Essas articulações revelam um projeto político de retrocesso: grupos que se apresentam como defensores de “valores originais do movimento LGBT”, mas que, na prática, operam como braços do ecossistema antigênero, com alianças obscuras junto à extrema direita. Não por acaso, parte desse segmento esteve entre os 29% da população LGBTQIA+ que votou em Jair Bolsonaro em 2018, segundo dados do Instituto Locomotiva, endossando um governo que sistematicamente atacou pessoas trans, mulheres e povos indígenas.

Por isso, a decisão da Conferência não representa censura, mas proteção. Proteger pessoas trans de ataques em um espaço que deveria acolhê-las é uma medida ética e política indispensável. A exclusão das pessoas reafirma o compromisso da Conferência com o respeito à diversidade e à dignidade humana, garantindo um ambiente seguro para todas as existências, conforme pediram as delegadas signatárias do requerimento.

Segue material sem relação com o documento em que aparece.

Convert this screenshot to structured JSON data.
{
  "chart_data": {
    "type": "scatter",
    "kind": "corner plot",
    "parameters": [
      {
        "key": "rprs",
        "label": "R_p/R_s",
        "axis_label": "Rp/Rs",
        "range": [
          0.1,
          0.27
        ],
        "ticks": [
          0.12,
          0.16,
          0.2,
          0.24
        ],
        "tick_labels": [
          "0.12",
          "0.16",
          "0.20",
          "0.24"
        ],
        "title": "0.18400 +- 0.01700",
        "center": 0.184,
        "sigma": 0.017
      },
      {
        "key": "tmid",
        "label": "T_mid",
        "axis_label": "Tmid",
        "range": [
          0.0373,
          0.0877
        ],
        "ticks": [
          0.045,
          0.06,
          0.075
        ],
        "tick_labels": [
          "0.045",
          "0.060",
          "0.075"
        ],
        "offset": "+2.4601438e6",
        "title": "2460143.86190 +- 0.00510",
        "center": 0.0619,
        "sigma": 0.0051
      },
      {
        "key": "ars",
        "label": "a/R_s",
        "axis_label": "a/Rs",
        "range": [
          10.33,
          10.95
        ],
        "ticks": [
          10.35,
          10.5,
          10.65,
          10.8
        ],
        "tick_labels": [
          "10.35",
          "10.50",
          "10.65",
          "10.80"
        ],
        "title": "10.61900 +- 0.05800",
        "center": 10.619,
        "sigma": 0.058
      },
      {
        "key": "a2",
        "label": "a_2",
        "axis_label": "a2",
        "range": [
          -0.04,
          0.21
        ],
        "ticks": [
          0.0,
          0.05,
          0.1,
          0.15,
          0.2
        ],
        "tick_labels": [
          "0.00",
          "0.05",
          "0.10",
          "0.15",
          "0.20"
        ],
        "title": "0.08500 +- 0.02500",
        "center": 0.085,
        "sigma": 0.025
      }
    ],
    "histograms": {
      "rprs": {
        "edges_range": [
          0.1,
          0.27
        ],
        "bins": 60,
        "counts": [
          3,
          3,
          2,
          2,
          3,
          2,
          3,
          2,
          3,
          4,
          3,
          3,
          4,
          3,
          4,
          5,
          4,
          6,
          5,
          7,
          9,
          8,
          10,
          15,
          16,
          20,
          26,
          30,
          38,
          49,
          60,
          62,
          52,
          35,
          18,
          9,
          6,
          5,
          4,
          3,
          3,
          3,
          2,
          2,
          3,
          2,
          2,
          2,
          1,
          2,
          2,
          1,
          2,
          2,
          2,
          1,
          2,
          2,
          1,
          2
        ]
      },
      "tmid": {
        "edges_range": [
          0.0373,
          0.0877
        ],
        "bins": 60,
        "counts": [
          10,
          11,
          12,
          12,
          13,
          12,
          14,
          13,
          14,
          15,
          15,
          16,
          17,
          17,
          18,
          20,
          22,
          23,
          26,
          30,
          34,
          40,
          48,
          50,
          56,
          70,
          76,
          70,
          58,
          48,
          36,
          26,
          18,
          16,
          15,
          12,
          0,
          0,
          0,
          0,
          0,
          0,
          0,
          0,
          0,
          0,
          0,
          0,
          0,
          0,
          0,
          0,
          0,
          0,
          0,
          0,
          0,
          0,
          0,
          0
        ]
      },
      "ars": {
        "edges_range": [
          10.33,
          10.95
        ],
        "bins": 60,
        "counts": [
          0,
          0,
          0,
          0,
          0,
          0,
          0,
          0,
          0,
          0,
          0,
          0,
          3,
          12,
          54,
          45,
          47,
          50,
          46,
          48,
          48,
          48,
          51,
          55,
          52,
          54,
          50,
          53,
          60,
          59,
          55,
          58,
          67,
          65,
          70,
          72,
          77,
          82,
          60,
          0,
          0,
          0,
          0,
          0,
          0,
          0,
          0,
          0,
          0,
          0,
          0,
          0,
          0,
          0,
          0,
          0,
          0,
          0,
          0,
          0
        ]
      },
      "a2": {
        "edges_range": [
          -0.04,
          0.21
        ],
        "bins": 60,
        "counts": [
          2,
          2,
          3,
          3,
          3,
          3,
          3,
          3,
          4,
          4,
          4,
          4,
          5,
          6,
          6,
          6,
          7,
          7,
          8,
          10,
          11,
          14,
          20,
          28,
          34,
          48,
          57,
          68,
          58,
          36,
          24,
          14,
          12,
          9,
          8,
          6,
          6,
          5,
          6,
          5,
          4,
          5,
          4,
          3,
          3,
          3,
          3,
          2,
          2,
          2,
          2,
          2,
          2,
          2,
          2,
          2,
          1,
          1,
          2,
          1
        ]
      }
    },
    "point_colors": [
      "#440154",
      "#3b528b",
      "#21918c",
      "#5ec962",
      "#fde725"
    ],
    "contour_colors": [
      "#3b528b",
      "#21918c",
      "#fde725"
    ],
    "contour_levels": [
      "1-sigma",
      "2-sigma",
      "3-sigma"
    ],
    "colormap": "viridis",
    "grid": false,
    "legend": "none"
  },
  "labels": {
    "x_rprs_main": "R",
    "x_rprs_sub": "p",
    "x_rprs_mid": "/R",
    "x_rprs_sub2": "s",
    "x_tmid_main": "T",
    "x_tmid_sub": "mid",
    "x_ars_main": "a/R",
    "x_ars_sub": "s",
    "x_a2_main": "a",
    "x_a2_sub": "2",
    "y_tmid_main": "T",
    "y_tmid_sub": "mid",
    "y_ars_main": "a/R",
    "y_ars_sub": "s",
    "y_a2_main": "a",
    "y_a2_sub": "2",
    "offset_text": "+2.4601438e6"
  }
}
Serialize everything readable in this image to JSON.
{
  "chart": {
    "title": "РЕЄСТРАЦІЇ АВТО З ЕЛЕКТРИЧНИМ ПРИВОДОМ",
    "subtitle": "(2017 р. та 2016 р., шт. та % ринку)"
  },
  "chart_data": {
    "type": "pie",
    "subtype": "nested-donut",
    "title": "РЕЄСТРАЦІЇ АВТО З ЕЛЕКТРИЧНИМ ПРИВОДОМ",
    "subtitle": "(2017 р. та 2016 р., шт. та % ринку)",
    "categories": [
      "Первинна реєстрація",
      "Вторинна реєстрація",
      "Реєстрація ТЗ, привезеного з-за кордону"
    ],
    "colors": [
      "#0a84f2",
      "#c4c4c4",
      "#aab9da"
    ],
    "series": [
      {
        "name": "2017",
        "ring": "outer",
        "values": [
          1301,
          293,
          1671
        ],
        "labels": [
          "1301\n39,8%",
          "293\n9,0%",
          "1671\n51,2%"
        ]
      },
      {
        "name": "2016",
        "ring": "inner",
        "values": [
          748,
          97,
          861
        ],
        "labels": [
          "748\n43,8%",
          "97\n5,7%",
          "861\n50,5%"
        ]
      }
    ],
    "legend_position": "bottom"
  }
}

Durante a plenária, o anúncio do descredenciamento foi recebido com aplausos e palavras de apoio às pessoas trans, ecoando o espírito coletivo de resistência e solidariedade que marcou o evento. A ministra Macaé Evaristo, em sua fala de abertura, já havia enfatizado que não há luta por direitos humanos sem as pessoas trans, posição reiterada por Symmy Larrat, secretária nacional LGBTQIA+, por representantes governamentais e pela sociedade civil.

A Conferência deixou um recado inequívoco: não há espaço para discursos de ódio disfarçados de divergência política. Quem tenta excluir pessoas trans do debate não está propondo rupturas — porque nunca esteve verdadeiramente ao lado da luta LGBTQIA+, do feminismo, das lutas antirracistas ou da democracia. A defesa da diversidade é inegociável, e o Brasil segue dizendo, com coragem e lucidez: nenhum passo atrás nos direitos humanos e na defesa dos direitos trans.